Les thèmes - UMR-S725

EQUIPE 1 (Directeur : Dr François Lanza)L'UMR-S725 : "BIOLOGIE DES CELLULES DENDRITIQUES HUMAINES" (Directeur Dr D. Hanau)

L'équipe se compose de onze personnes, dont deux ont une formation médicale, les autres ayant une formation scientifique en immunologie, biochimie, biologie et en biotechnologies.

 

Comptant deux chercheurs "habilités à diriger des recherches" l'équipe est un laboratoire d'accueil pour les masters « Physiopathologie Cellulaire et Moléculaire » et « Biologie Cellulaire Intégrée » de l'Université de Strasbourg.

 

L'équipe forme également des doctorants dans le cadre de l’Ecole Doctorale des « Sciences de la Vie et de la Santé », accueille des post-doctorants et participe à l'enseignement de l'immunologie dans les universités de Strasbourg, Paris VII et Tours.

 

Cette recherche est centrée sur les cellules dendritiques humaines qu'il s'agisse des cellules dendritiques de l'épiderme, les cellules de Langerhans, ou de cellules dendritiques différenciées in vitro à partir (i) de cellules précurseurs monocytaires du sang périphérique ou (ii) de progéniteurs hématopoïétiques CD34+ du sang périphérique ou du sang du cordon ombilical.

 

Dans le passé, l'équipe a étudié - sur le plan des propriétés biochimiques et cellulaires, à l'aide de techniques de biologie moléculaire, de biologie cellulaire et d'immunologie :

(i) des molécules présentatrices d'antigènes : les molécules du CMH de classe II, HLA-DR, et les molécules CD1a, CD1b, ainsi que

(ii) des protéines impliquées dans la présentation des antigènes. Parmi ces molécules figurent des "récepteurs", comme le RFcγRII/CD32 (transmembranaire ou soluble), le RFcεRI, la Langerine des cellules de Langerhans épidermiques, les récepteurs communs aux molécules de stress Hsp60 et Hsp70, présents sur les cellules dendritiques dérivées des monocytes.
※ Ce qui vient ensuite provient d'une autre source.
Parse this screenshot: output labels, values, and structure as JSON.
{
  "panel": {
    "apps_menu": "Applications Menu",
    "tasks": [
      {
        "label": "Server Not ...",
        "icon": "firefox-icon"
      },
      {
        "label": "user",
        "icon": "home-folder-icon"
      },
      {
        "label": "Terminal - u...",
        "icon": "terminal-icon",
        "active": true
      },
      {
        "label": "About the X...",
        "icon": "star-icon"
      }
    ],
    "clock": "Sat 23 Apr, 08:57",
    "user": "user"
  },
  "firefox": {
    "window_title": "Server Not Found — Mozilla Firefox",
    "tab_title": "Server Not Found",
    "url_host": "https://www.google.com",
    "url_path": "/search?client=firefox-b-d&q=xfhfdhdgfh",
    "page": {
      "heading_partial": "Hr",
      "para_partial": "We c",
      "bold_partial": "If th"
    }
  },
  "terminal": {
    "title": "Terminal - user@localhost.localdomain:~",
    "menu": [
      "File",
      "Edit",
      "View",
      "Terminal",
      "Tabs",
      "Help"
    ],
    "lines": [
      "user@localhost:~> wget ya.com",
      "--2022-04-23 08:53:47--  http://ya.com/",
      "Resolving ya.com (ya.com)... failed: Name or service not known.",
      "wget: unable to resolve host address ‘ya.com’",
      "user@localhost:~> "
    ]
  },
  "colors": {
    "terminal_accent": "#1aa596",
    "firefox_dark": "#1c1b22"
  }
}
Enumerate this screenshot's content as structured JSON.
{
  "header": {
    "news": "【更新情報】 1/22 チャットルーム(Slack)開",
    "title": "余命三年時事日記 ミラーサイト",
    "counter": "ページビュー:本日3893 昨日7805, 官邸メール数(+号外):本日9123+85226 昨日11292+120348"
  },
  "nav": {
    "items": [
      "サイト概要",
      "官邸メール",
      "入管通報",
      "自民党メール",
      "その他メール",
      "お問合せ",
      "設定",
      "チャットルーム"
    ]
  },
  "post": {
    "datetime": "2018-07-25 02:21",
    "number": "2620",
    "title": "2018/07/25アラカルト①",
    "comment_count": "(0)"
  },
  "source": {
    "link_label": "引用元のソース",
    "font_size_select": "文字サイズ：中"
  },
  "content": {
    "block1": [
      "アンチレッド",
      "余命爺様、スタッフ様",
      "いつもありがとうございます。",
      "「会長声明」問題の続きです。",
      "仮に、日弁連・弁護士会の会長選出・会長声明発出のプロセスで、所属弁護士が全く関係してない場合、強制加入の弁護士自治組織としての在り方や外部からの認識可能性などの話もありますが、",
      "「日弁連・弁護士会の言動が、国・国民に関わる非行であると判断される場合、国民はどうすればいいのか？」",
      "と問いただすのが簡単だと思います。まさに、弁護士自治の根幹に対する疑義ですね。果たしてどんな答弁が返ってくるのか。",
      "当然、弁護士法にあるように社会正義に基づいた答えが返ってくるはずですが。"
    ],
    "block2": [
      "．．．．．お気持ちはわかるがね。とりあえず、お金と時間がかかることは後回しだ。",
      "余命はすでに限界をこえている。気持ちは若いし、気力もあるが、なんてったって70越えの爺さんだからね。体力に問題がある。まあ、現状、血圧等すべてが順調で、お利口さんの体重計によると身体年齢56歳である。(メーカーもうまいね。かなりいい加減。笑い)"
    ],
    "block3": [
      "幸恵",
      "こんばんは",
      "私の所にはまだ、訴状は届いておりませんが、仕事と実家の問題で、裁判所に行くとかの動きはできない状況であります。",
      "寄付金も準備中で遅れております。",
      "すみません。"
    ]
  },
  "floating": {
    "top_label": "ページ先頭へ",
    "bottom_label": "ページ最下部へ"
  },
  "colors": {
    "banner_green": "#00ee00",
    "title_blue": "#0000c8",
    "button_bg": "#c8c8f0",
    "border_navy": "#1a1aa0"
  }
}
Enfin, nous avons eu l'opportunité d’identifier et de caractériser des déficits en transporteur de peptides (molécules "TAP"). Périodiquement, le laboratoire a la possibilité d’identifier de nouveaux cas venant des 5 continents.

Au cours des dernières années, le laboratoire s’est focalisé sur l’étude de la lectine CD207 (Langerine) et la molécule CD1e. Nous avons ainsi élucidé comment la molécule CD207, en conjonction avec d’autres protéines, contrôle la formation de compartiments particuliers aux cellules de Langerhans, les granules de Birbeck.

Le laboratoire a démontré l’existence de la molécule CD1e et identifié sa fonction. Cette molécule s’avère modeler la réponse immunitaire en favorisant en particulier l’apprêtement d’antigènes lipidiques de mycobactéries. Nous avons récemment identifié une protéine (p27) associé à la molécule CD1e dans son transport vers les compartiments de la présentation antigénique.

 

Actuellement, nos efforts se concentrent sur :

(i) le CD1e.

- en précisant la relation entre sa structure et sa fonction; il s’agit de déterminer la structure tridimensionnelle de cette molécule par cristallographie, d’identifier la spécificité de la molécule CD1e par mutagénèse dirigée en évaluant l’effet des mutations sur la présentation antigénique, sur le spectre des molécules lipidiques liant cette molécule ;

 

- en comprenant le rôle de la protéine p27 dans le transport et la fonction immunologique de la molécule CD1e, plus généralement dans la fonction immunologique des cellules dendritiques ;

 

(ii) les granules de Birbeck:

- en identifiant les composantes de la machinerie moléculaire (molécules Rab) responsables de la dynamique de la Langerine et de la biogénèse des granules de Birbeck dans les cellules de Langerhans épidermiques ;

 

M10-22E (Langerin+) : Effect of mutant GFP-Rab11- GTP
Effect of mutant GFP-Rab11 - GTP

- en précisant le rôle de la Langerine dans la présentation d’antigènes par les molécules CD1a ;

 

(iii) les spécificités fonctionnelles des cellules de Langerhans.

Nous avons établi le transcriptome des cellules de Langerhans et l’avons comparé à d’autres cellules denrtiques. Cette analyse à permis d’identifier de nombreux gènes plus particulièrement exprimés dans les cellules de Langerhans. Il s’agit maintenant d’étudier l’impact de ces gènes dans la fonction immunologique de cellules de Langerhans et de d’évaluer si la modulation de l’expression de ces gènes dans d’autres cellules dendritiques permettra de développer de nouveaux produits thérapeutiques.